I present without comment:
Lohse, a social work master’s student at Southern Connecticut State University, says he has proven what many progressives have probably suspected for years: a direct link between mental illness and support for President Bush.
Lohse says his study is no joke. The thesis draws on a survey of 69 psychiatric outpatients in three Connecticut locations during the 2004 presidential election. Lohse’s study, backed by SCSU Psychology professor Jaak Rakfeldt and statistician Misty Ginacola, found a correlation between the severity of a person’s psychosis and their preferences for president: The more psychotic the voter, the more likely they were to vote for Bush.
But before you go thinking all your conservative friends are psychotic, listen to Lohse’s explanation.
“Our study shows that psychotic patients prefer an authoritative leader,” Lohse says. “If your world is very mixed up, there’s something very comforting about someone telling you, ‘This is how it’s going to be.’”

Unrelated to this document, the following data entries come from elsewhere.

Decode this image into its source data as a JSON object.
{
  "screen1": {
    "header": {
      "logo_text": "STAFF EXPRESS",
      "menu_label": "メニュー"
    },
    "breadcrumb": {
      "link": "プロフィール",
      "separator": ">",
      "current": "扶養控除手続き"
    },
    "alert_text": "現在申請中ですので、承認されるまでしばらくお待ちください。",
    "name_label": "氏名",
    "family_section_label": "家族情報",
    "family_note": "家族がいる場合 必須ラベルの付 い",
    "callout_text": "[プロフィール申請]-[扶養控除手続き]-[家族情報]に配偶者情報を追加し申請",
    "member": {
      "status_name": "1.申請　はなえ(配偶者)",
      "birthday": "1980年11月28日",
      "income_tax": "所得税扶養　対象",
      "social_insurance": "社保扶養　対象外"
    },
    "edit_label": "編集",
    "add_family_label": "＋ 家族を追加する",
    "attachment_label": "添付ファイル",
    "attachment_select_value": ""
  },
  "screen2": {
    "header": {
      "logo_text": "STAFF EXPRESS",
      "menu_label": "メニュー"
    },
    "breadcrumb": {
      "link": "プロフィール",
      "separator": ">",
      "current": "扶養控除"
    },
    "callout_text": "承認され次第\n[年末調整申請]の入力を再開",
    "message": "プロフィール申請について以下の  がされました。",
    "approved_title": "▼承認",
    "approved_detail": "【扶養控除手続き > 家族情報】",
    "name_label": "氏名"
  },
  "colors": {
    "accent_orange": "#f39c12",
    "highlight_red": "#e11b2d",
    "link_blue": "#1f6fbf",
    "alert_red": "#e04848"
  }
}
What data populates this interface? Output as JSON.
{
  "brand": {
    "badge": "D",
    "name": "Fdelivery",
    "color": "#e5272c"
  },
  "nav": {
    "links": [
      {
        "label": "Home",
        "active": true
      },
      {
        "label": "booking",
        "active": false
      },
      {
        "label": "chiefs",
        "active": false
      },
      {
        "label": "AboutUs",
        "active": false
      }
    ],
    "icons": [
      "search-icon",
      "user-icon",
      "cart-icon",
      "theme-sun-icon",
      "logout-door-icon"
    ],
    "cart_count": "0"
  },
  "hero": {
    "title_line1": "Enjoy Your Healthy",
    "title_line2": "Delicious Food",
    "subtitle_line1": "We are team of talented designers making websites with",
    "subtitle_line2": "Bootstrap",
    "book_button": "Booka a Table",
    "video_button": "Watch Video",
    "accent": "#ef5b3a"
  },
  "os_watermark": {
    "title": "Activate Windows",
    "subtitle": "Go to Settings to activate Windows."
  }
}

The study was an advocacy project of sorts, designed to register mentally ill voters and encourage them to go to the polls, Lohse explains. The Bush trend was revealed later on.
The study used Modified General Assessment Functioning, or MGAF, a 100-point scale that measures the functioning of disabled patients. A second scale, developed by Rakfeldt, was also used. Knowledge of current issues, government and politics were assessed on a 12-item scale devised by the study authors.
“Bush supporters had significantly less knowledge about current issues, government and politics than those who supported Kerry,” the study says.
Lohse says the trend isn’t unique to Bush: A 1977 study by Frumkin & Ibrahim found psychiatric patients preferred Nixon over McGovern in the 1972 election.
Rakfeldt says the study was legitimate, though not intended to show what it did.